Bundesamt f. Umwelt, Wald und Landschaft

BUWAL: Gestion des ongulés sur la bonne voie

    Berne (ots) - Statistique fédérale de la chasse 2001

Berne, le 20 août 2002

    Depuis sept ans, l'OFEPF demande qu'on tire davantage de jeunes chamois, chevreuils et cerfs et de femelles de ces espèces afin de protéger les jeunes peuplements forestiers. Selon la statistique de la chasse 2001, la chasse des effectifs d'ongulés progresse : elle va dans le sens d'une régulation durable de ces populations.

    L'an passé, les chasseurs suisses ont tiré environ 43 000 chevreuils, 17 000 chamois et 7 000 cerfs, alors que leurs effectifs totaux sont estimés à respectivement 128 000, 91 000 et 24 000 individus. La statistique fédérale de la chasse 2001 montre aussi qu'on a chassé davantage de femelles et de jeunes animaux qu'on le faisait il y a sept ans. On constate par exemple une nette amélioration dans la catégorie des jeunes cerfs : en 1995, cette catégorie d'animaux était trop peu chassée, dans plus de la moitié des cantons. Aujourd'hui, les prescriptions de la Confédération sont respectées dans pratiquement tout le pays. La chasse des chamois femelles connaît elle aussi une évolution adéquate : il y a sept ans, le nombre de boucs chamois tirés était supérieur de 60% au moins à celui des chèvres dans presque deux tiers des cantons alors que l'an passé, cette remarque n'était plus valable que pour quelques cantons.

    Chasser pour protéger la forêt Des effectifs de gibier trop importants peuvent entraîner des dégâts d'abroutissement (broutement excessif) dans les jeunes peuplements. La législation suisse prévoit donc une régulation des ongulés afin de garantir la régénération naturelle des forêts avec des essences adaptées aux régions. Cette régulation est particulièrement importante dans les forêts qui protègent la population contre les chutes de pierres et les avalanches. Elle permet d'éviter la mise en place de mesures de protection des arbrisseaux, coûteuses pour les pouvoirs publics.
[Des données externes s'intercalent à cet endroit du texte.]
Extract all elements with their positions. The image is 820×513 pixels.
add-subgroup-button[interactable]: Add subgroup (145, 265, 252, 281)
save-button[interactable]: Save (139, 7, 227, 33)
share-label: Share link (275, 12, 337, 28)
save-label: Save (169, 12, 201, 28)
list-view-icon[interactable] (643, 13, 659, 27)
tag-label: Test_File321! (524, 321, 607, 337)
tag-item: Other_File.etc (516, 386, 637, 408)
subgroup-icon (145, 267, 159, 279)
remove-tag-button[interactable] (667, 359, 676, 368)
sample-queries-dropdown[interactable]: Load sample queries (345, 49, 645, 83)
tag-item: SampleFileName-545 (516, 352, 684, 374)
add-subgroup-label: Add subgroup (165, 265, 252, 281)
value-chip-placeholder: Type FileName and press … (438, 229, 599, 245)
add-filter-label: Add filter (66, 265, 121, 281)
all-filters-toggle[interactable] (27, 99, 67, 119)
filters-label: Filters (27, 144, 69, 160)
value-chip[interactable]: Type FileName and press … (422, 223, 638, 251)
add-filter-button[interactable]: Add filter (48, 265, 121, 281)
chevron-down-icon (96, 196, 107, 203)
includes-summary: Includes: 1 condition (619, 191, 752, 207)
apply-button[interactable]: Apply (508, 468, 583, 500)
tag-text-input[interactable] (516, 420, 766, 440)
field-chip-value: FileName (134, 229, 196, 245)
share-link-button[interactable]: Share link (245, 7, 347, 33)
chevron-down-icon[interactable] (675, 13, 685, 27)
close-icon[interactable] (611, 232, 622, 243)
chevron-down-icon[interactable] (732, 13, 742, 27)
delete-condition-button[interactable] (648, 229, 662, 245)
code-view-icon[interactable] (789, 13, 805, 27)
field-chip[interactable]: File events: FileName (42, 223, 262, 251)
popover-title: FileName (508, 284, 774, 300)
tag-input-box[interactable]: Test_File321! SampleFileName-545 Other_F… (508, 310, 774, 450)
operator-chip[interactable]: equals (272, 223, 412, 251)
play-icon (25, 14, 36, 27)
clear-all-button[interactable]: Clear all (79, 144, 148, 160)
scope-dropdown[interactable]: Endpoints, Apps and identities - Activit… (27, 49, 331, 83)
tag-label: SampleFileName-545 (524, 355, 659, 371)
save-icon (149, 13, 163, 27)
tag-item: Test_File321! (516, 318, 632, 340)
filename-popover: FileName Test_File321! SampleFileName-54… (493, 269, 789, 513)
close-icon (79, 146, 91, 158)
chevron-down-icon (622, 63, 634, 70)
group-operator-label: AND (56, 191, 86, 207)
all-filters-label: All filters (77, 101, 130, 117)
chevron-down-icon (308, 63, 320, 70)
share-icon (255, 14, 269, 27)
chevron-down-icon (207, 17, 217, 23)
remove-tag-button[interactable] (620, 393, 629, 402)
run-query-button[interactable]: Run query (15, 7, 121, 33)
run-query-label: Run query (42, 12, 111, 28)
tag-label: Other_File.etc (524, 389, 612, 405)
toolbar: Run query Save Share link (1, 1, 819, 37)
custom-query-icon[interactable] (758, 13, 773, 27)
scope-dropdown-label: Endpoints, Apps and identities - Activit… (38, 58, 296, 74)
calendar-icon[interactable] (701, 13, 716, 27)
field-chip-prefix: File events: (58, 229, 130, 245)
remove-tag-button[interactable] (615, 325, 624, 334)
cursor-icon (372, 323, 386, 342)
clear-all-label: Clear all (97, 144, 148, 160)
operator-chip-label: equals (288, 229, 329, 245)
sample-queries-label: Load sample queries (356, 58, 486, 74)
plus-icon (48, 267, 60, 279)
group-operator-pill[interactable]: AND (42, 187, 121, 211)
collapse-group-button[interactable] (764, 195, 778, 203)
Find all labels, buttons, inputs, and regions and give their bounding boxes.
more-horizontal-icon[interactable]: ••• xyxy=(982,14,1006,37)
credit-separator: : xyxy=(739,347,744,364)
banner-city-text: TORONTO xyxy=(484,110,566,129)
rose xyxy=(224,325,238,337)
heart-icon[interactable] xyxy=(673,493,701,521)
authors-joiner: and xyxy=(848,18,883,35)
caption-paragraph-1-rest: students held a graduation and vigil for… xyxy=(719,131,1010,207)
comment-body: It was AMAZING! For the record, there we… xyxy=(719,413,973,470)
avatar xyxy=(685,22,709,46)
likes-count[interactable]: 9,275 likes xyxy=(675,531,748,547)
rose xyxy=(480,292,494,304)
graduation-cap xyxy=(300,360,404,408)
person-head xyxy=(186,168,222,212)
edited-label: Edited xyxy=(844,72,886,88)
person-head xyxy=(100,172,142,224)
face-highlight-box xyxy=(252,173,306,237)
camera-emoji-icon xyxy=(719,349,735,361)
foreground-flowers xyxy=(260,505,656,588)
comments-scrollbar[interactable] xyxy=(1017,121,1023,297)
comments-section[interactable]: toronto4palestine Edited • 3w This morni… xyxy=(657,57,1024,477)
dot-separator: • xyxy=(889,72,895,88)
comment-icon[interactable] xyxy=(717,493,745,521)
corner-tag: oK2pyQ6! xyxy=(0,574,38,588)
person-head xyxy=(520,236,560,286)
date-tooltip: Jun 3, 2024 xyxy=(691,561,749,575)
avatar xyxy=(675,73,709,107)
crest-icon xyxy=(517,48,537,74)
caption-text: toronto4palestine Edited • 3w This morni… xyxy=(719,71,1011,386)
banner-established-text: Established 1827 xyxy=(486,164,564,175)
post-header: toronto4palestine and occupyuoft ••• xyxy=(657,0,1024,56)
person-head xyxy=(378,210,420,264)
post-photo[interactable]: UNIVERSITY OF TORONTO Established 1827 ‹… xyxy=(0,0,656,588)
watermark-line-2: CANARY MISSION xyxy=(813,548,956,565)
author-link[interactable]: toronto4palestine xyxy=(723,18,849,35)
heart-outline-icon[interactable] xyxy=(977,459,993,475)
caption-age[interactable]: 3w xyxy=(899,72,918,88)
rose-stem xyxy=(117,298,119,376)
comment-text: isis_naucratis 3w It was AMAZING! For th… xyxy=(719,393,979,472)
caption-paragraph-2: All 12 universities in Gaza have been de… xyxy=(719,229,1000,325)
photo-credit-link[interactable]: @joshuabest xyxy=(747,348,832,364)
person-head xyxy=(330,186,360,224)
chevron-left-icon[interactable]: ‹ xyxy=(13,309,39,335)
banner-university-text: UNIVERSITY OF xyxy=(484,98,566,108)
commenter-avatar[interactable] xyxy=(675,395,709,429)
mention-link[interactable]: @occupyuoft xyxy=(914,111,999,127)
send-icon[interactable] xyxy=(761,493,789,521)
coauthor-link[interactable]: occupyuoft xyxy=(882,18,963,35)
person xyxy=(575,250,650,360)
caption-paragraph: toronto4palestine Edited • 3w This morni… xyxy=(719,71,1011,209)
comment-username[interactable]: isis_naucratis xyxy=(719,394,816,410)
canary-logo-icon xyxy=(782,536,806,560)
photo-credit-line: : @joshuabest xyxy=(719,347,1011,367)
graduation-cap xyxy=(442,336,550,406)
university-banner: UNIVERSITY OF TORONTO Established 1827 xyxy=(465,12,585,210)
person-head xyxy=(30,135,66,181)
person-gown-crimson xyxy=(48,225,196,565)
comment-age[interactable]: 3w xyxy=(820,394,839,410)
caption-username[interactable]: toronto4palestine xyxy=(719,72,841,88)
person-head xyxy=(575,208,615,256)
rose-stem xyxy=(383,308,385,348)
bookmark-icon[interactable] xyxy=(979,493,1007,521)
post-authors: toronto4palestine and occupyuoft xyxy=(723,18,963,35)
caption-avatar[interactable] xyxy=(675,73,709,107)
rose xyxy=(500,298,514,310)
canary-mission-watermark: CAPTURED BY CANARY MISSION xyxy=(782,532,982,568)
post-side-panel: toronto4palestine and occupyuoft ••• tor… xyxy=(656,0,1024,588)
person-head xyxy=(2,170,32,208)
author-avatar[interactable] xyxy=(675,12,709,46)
    Une exploitation à long terme des populations de gibier doit toutefois être garantie. La chasse doit donc être exercée selon le principe de la durabilité. Pour atteindre ce but, la Confédération a édicté en 1995 des prescriptions cynégétiques et forestières destinées aux cantons (circulaire 21). Celles-ci demandent notamment que l'on tire davantage d'ongulés jeunes et femelles.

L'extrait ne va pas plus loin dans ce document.